Invece, persino i testi “lacerati” dell’ultimo Pasolini erano all’insegna di un manierismo tragico, poiché foravano sì la letteratura per denunciarne l’ormai cronica irrilevanza socioculturale, ma senza volerla con ciò ripudiare. E anzi, pur sapendola destinata a infrangersi, accettavano di coltivare l’illusione che, grazie a tale sua forma bucata, essa potesse d’improvviso recuperare, nell’agone pubblico, almeno una quota del suo inalienabile valore conoscitivo. Del resto, per il poeta delle Ceneri era un assioma addirittura scontato: una civiltà senza letteratura ignora troppo, forse tutto, di se stessa ed è quindi destinata a ridursi a barbarie. La medesima tesi di fondo presupposta da ogni singola pagina di Contro l’impegno.

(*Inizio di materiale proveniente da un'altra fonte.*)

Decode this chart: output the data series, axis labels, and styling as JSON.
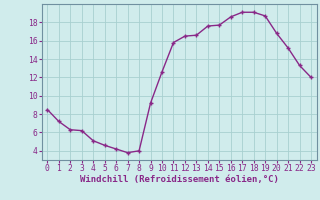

Da tempo, gli scrittori non hanno più la licenza di aspirare a essere reputati le laiche coscienze critiche delle proprie società. Sono orfani di “grandi narrazioni” con cui antifrasticamente misurarsi, nei loro testi, per accoglierle o rigettarle, per demistificarne le ipocrisie. Né possono perciò interloquire con formazioni politiche che dischiudano autentici orizzonti socioculturali, o sperare di raggiungere lettori le cui identità civiche scaturiscano dal dialogo con tali, per l’appunto tramontate, ipotesi complessive di senso. Un’opera non dovrebbe dunque essere da loro concepita anzitutto come un meccanico contributo a diffuse pratiche democratiche fedeli a già formalizzate utopie, dato che sia le prime sia le seconde oggi sussistono solo in versioni parodistiche. Dovrebbe invece essere intesa essa stessa, e di per sé, come il recinto entro il quale accettare di confliggere con i diversi interdetti sociali per sforzarsi di mettere il meglio possibile in forma l’impensato, l’impensabile, il rimosso individuale e collettivo. Come un luogo che tutti – l’autore, i lettori – siano richiesti di abitare senza rifiutarsi di scoprirvi intera la loro miseria, o fittizia la loro ricchezza, così da provare a conoscersi integralmente. Tanto più che solo da quote di sapere non convenzionale su se stessi e sulle proprie scelte di socializzazione potrà negli individui rinascere, se mai rinascerà, un qualche slancio in direzione dell’utopia.

Se, con la sua disinibita vis polemica, anche questo Siti ha voluto rammentarci, come dargli allora torto? Persino chi si dedichi “a una neutra e quasi compiaciuta contemplazione del disastro”, persino chi se ne resti “rannicchiato e inerte a sputare sentenze” (pp. 262, 264), ma frattanto pubblichi attualissimi romanzi-saggio inattuali, può talvolta gettare piccoli semi di futuro.